Tax saving and tax planning are very important
parts of financial planning. People are constantly in search of new ways to
save income tax. The Income Tax department too has made a lot of provisions for
the taxpayer to save his income tax by putting a part of his/her income into
various schemes. The returns from these schemes and policies are completely
free of tax.
As per the section 80C of the Income Tax Act, an
individual can claim up to Rs. 1, 50,000 from his or her taxable income as a
deduction. Deductions are provisions created by the government to help
taxpaying citizen save their money. However, these deductions have to be put to
good use, which means, this amount must be invested in tax savings plans, life
insurance policies or endowment
policies. Under this section, you can also claim deductions for tuition
fees for education, for medical expenses incurred or even for the payment of
the principle amount of your home loan or the stamp duty and registration
charges incurred while buying a new home.
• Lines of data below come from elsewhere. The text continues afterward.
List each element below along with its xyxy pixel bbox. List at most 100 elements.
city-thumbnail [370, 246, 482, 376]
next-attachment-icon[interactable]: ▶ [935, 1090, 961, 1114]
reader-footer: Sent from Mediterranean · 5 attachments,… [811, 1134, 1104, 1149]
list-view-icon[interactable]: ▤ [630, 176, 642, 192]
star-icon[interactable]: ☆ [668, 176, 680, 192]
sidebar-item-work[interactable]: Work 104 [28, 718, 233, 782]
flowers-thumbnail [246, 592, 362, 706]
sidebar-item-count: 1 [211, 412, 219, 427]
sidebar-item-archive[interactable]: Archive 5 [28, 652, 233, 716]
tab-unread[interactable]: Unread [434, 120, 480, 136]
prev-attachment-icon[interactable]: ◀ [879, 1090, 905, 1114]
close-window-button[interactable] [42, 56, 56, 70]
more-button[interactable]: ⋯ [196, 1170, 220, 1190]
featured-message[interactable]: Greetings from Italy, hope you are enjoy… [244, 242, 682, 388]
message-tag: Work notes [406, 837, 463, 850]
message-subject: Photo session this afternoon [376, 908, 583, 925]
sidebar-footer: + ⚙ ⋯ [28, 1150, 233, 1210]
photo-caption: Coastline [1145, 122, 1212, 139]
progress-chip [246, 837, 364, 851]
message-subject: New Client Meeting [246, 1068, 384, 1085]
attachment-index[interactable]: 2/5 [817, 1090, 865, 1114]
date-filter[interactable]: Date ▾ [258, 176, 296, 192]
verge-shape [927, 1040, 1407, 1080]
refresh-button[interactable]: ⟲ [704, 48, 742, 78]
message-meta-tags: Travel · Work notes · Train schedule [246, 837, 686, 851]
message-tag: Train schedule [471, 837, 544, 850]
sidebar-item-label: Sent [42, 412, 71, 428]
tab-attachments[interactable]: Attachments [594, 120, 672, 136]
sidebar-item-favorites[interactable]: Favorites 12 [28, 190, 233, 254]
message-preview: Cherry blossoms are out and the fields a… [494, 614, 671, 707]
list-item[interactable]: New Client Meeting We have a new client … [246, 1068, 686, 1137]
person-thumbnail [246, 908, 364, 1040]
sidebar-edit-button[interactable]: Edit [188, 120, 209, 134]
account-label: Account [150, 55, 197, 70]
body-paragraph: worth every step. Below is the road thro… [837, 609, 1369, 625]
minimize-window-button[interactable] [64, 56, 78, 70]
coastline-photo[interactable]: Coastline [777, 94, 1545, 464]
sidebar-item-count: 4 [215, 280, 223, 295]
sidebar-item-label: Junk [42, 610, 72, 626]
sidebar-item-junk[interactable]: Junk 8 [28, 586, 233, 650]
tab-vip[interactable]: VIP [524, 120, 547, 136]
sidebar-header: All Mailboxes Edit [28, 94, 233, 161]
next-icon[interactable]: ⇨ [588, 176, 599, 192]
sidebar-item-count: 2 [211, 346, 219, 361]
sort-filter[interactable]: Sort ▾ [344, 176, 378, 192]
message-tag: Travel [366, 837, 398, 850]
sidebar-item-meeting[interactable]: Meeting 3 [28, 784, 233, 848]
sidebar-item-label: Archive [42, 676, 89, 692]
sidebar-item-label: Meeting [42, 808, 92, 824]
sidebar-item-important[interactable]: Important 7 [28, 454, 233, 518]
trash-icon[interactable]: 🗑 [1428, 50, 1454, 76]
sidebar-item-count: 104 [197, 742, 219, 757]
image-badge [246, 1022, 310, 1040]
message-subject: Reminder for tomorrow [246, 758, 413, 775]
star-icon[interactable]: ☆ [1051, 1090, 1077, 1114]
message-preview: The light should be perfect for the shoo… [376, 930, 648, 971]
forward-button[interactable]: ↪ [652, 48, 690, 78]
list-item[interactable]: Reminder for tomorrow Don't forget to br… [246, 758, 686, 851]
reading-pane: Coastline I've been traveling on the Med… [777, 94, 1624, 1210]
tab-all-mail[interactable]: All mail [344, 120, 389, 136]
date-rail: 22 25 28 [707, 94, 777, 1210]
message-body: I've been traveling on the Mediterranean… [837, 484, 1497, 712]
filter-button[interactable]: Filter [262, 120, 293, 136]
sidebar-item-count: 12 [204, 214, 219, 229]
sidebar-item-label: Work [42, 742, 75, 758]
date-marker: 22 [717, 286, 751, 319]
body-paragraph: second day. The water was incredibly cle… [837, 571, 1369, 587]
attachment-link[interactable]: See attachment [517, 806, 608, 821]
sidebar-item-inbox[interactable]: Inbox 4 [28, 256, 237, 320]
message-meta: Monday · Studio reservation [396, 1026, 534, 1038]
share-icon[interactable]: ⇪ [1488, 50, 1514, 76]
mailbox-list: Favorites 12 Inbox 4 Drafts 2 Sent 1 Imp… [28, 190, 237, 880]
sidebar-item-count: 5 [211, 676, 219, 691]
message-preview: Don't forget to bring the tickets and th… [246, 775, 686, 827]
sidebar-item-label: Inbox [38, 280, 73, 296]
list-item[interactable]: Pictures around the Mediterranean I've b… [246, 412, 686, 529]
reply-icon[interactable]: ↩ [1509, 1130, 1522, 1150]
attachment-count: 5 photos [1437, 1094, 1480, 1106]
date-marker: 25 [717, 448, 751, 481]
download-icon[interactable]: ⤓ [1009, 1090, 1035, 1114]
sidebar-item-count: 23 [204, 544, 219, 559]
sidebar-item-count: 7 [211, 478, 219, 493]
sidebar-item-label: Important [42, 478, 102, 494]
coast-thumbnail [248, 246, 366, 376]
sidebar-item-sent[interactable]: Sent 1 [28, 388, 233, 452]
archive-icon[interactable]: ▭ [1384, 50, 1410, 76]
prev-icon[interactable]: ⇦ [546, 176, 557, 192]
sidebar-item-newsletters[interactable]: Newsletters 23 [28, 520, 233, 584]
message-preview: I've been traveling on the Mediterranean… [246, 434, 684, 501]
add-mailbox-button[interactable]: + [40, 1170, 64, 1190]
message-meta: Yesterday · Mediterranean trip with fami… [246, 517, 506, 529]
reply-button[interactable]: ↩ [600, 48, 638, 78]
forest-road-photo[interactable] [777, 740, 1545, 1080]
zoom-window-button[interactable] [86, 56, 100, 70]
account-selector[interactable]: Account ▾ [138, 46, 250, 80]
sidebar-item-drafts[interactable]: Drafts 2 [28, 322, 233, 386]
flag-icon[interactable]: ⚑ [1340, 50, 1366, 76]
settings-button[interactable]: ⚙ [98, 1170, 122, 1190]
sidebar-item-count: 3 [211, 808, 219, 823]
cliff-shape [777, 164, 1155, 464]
If you’re new at this whole taxpaying and saving
game, here’s a guide for you to make a tax saving plan that will ensure maximum
returns.
1. Life Insurance Policy: Life insurance policies are an investment
everyone should make. It is the first step to your financial planning. It
should be treated more as an investment than an insurance policy. At the end of
the term the payout that you received from your life insurance company
and the premium that you pay them is completely tax free.
2. Public Provident Fund: This fund provides maximum tax saving benefit
for the people. The interest rates are updated by the government on a yearly
basis. Most banks offer a PPF facility for its customers. This scheme ensures
maximum tax saving benefit for its users. At the moment the government allows
around 8% interest on PPF.
3. Five- Year Fixed
Deposits: Banks offer fixed deposits
that provide tax benefits. These deposits are exempted under Section 80C and
they have a lock in period of five years.